Non-equilibrium Anisotropic Phases, Nucleation and Critical Behavior in a Driven Lennard-Jones Fluid

TL;DR

This paper investigates the non-equilibrium anisotropic phases, nucleation, and critical behavior in a driven two-dimensional Lennard-Jones fluid, revealing insights into phase transitions and nucleation processes under non-equilibrium conditions.

Contribution

It provides a detailed analysis of non-equilibrium phases, nucleation mechanisms, and critical phenomena in a driven Lennard-Jones fluid, highlighting the role of anisotropy and symmetries.

Findings

Nucleation proceeds via Smoluchowski coagulation and Ostwald ripening.

Anisotropic late-time spinodal decomposition observed.

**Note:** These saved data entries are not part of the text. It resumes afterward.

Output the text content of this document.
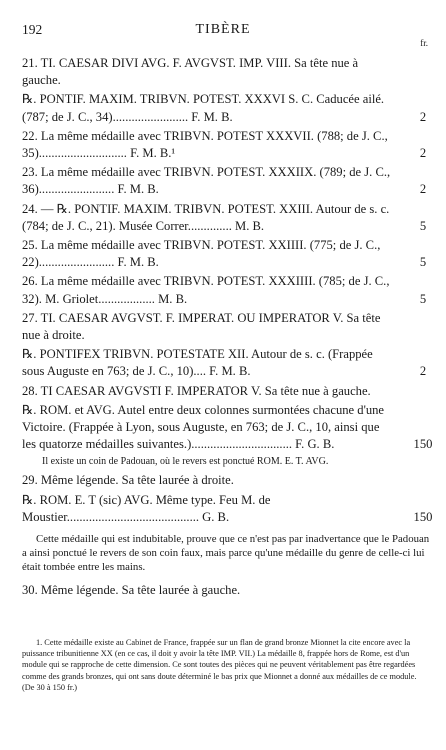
192	TIBÈRE
fr.
21. TI. CAESAR DIVI AVG. F. AVGVST. IMP. VIII. Sa tête nue à gauche.
℞. PONTIF. MAXIM. TRIBVN. POTEST. XXXVI S. C. Caducée ailé. (787; de J. C., 34)........................ F. M. B.	2
22. La même médaille avec TRIBVN. POTEST XXXVII. (788; de J. C., 35)............................ F. M. B.¹	2
23. La même médaille avec TRIBVN. POTEST. XXXIIX. (789; de J. C., 36)........................ F. M. B.	2
24. — ℞. PONTIF. MAXIM. TRIBVN. POTEST. XXIII. Autour de s. c. (784; de J. C., 21). Musée Correr.............. M. B.	5
25. La même médaille avec TRIBVN. POTEST. XXIIII. (775; de J. C., 22)........................ F. M. B.	5
26. La même médaille avec TRIBVN. POTEST. XXXIIII. (785; de J. C., 32). M. Griolet.................. M. B.	5
27. TI. CAESAR AVGVST. F. IMPERAT. OU IMPERATOR V. Sa tête nue à droite.
℞. PONTIFEX TRIBVN. POTESTATE XII. Autour de s. c. (Frappée sous Auguste en 763; de J. C., 10).... F. M. B.	2
28. TI CAESAR AVGVSTI F. IMPERATOR V. Sa tête nue à gauche.
℞. ROM. et AVG. Autel entre deux colonnes surmontées chacune d'une Victoire. (Frappée à Lyon, sous Auguste, en 763; de J. C., 10, ainsi que les quatorze médailles suivantes.)................................ F. G. B.	150
Il existe un coin de Padouan, où le revers est ponctué ROM. E. T. AVG.
29. Même légende. Sa tête laurée à droite.
℞. ROM. E. T (sic) AVG. Même type. Feu M. de Moustier.......................................... G. B.	150
Cette médaille qui est indubitable, prouve que ce n'est pas par inadvertance que le Padouan a ainsi ponctué le revers de son coin faux, mais parce qu'une médaille du genre de celle-ci lui était tombée entre les mains.
30. Même légende. Sa tête laurée à gauche.

1. Cette médaille existe au Cabinet de France, frappée sur un flan de grand bronze Mionnet la cite encore avec la puissance tribunitienne XX (en ce cas, il doit y avoir la tête IMP. VII.) La médaille 8, frappée hors de Rome, est d'un module qui se rapproche de cette dimension. Ce sont toutes des pièces qui ne peuvent véritablement pas être regardées comme des grands bronzes, qui ont sans doute déterminé le bas prix que Mionnet a donné aux médailles de ce module. (De 30 à 150 fr.)
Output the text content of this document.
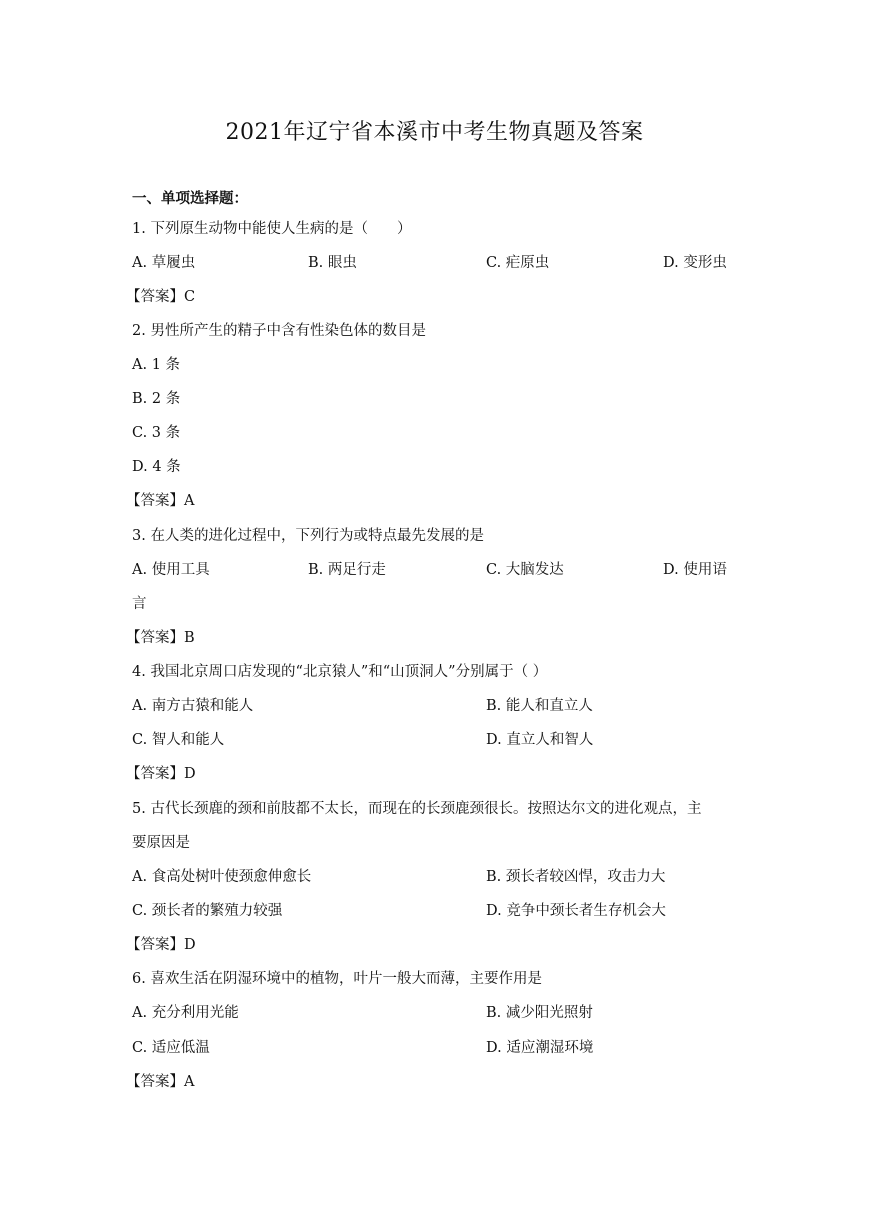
2021年辽宁省本溪市中考生物真题及答案
一、单项选择题：
1. 下列原生动物中能使人生病的是（　　）
A. 草履虫	B. 眼虫	C. 疟原虫	D. 变形虫
【答案】C
2. 男性所产生的精子中含有性染色体的数目是
A. 1 条
B. 2 条
C. 3 条
D. 4 条
【答案】A
3. 在人类的进化过程中，下列行为或特点最先发展的是
A. 使用工具	B. 两足行走	C. 大脑发达	D. 使用语
言
【答案】B
4. 我国北京周口店发现的“北京猿人”和“山顶洞人”分别属于（ ）
A. 南方古猿和能人	B. 能人和直立人
C. 智人和能人	D. 直立人和智人
【答案】D
5. 古代长颈鹿的颈和前肢都不太长，而现在的长颈鹿颈很长。按照达尔文的进化观点，主
要原因是
A. 食高处树叶使颈愈伸愈长	B. 颈长者较凶悍，攻击力大
C. 颈长者的繁殖力较强	D. 竞争中颈长者生存机会大
【答案】D
6. 喜欢生活在阴湿环境中的植物，叶片一般大而薄，主要作用是
A. 充分利用光能	B. 减少阳光照射
C. 适应低温	D. 适应潮湿环境
【答案】A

Critical behavior analysis raises questions on symmetry roles in non-equilibrium fluids.

Abstract

We describe short-time kinetic and steady-state properties of the non--equilibrium phases, namely, solid, liquid and gas anisotropic phases in a driven Lennard-Jones fluid. This is a computationally-convenient two-dimensional model which exhibits a net current and striped structures at low temperature, thus resembling many situations in nature. We here focus on both critical behavior and details of the nucleation process. In spite of the anisotropy of the late--time spinodal decomposition process, earlier nucleation seems to proceed by Smoluchowski coagulation and Ostwald ripening, which are known to account for nucleation in equilibrium, isotropic lattice systems and actual fluids. On the other hand, a detailed analysis of the system critical behavior rises some intriguing questions on the role of symmetries; this concerns the computer and field-theoretical modeling of non-equilibrium fluids.